Muhtar Magavin’in Hayatı ve Çalışmaları
Mukhtar Magavin, 2 Şubat 1940’ta Kazakistan’ın Semey bölgesinde doğdu. 1962 yılında Kazak Devlet Üniversitesi Filoloji Fakültesi’nden mezun olan Magavin, 1965 yılında aynı fakültede yüksek lisansını tamamladı. Kazak edebiyatı ve halk edebiyatı üzerine yaptığı çalışmalarla dikkat çeken yazar, hem akademik hem de edebi alanda birçok başarılı esere imza attı.
Magavin, edebiyat dünyasında ilk olarak 1959 yılında yayımlanan çalışmalarıyla tanındı. 1960’lı yıllarda Kazak halk edebiyatı ve folkloru üzerine yaptığı bilimsel çalışmalarla akademik camiada saygın bir yer edindi. Daha sonraki yıllarda ise tarihî romanları ve hikâyeleriyle edebiyat dünyasına yön verdi.
Magavin’in en tanınmış eserlerinden biri olan “Alasapıran” romanı ona Abay Devlet Ödülü’nü kazandırdı. Ayrıca 1984 yılında Kazakistan’ın Halk Yazarı unvanına layık görüldü. Magavin’ın çalışmaları Türkiye’deki aydınlar ve akademisyenler tarafından takip edilmekteydi, nitekim 1997 yılında “Türk Dünyasına Hizmet” ödülüne layık görüldü.
Sovyet döneminde yetişmiş olmasına rağmen bağımsız ve milli düşünen bir entelektüel bakış açısına sahip Magavin bağımsızlık döneminde de verimli çalışmalarını sürdürdü.

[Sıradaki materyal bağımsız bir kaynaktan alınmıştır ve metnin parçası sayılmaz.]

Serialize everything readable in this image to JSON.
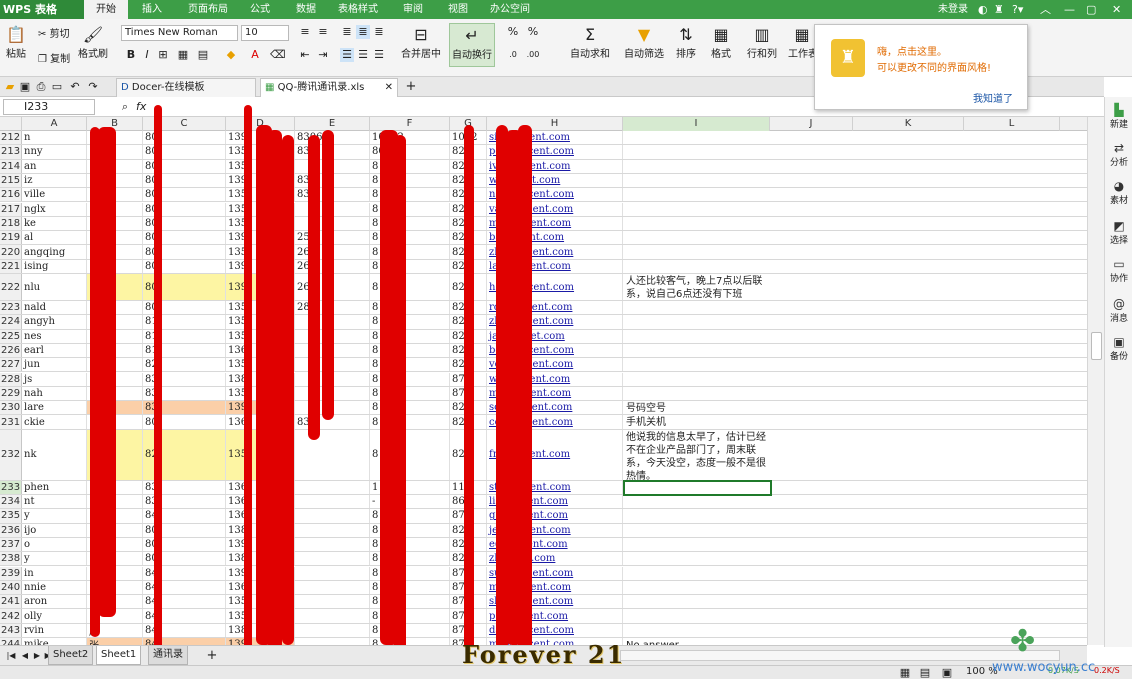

Çok sayıda ses getiren esere imza attı.
Mesela bu meyanda Mukhtar Magavin’in tarih ve edebiyat dünyasına kazandırdığı önemli eserlerinden biri de “Cengiz Han” adlı dörtleme söylenebilir. 2011-2016 yılları arasında beş yılda yazılan dört ciltlik bu tarihi roman tarihî ve edebî bir bakış açısıyla Cengiz Han dönemini ele alan detaylı bir çalışmadır.
Mukhtar Magavin, bu eserinde yalnızca Cengiz Han’ın tarihî kişiliğini değil, aynı zamanda onun dönemine ait toplumsal, kültürel ve siyasî dinamikleri derinlemesine ele almıştır. Eserin, Kazak halkının tarihine ışık tutan önemli bir kaynak olduğu değerlendirilmekte ve tarihî-kültürel belleğin korunmasında büyük bir rol oynadığı kabul edilmektedir.
Magavin’in, tarihî olayları bir edebiyatçı duyarlılığıyla işlediği bu eser, hem Kazakistan hem de Türk dünyasının ortak tarihine dair önemli bir katkı olarak değerlendirilmektedir.
Türk Dünyası İçin Bir Bilge Şahsiyetti
Son yıllarda Antalya’da yaşamaya başlayan Mukhtar Magavin, yalnızca bir yazar değil, aynı zamanda Kazak halkının kültürel ve tarihî hafızasını diri tutan bir düşünürdü. Sovyet baskısına rağmen Kazak kimliğinin korunması için mücadele eden Magavin, eserleriyle yalnızca Kazakistan’da değil, Türk dünyasının diğer bölgelerinde de ilham kaynağı oldu.
Mukhtar Magavin’in vefatı, Türk dünyası için büyük bir kayıp olsa da geride bıraktığı eserler ve fikirler, onun adını gelecek nesiller için yaşatmaya devam edecektir. Onun tarih ve edebiyat alanındaki katkıları, Türk dünyası için yol gösterici bir miras olarak kalacaktır.
Geçen ay tedavi için Antalya’dan gittiği ABD’de vefat eden Mukhtar Magavin’in naaşının Türkiye Diyaret Camisinde cenaze namazı kılındıktan sonra orada defnedileceği bildirildi.
Allah’tan merhuma rahmet, ailesine ve Kazak halkına başsağlığı dileriz. Mekânı cennet olsun.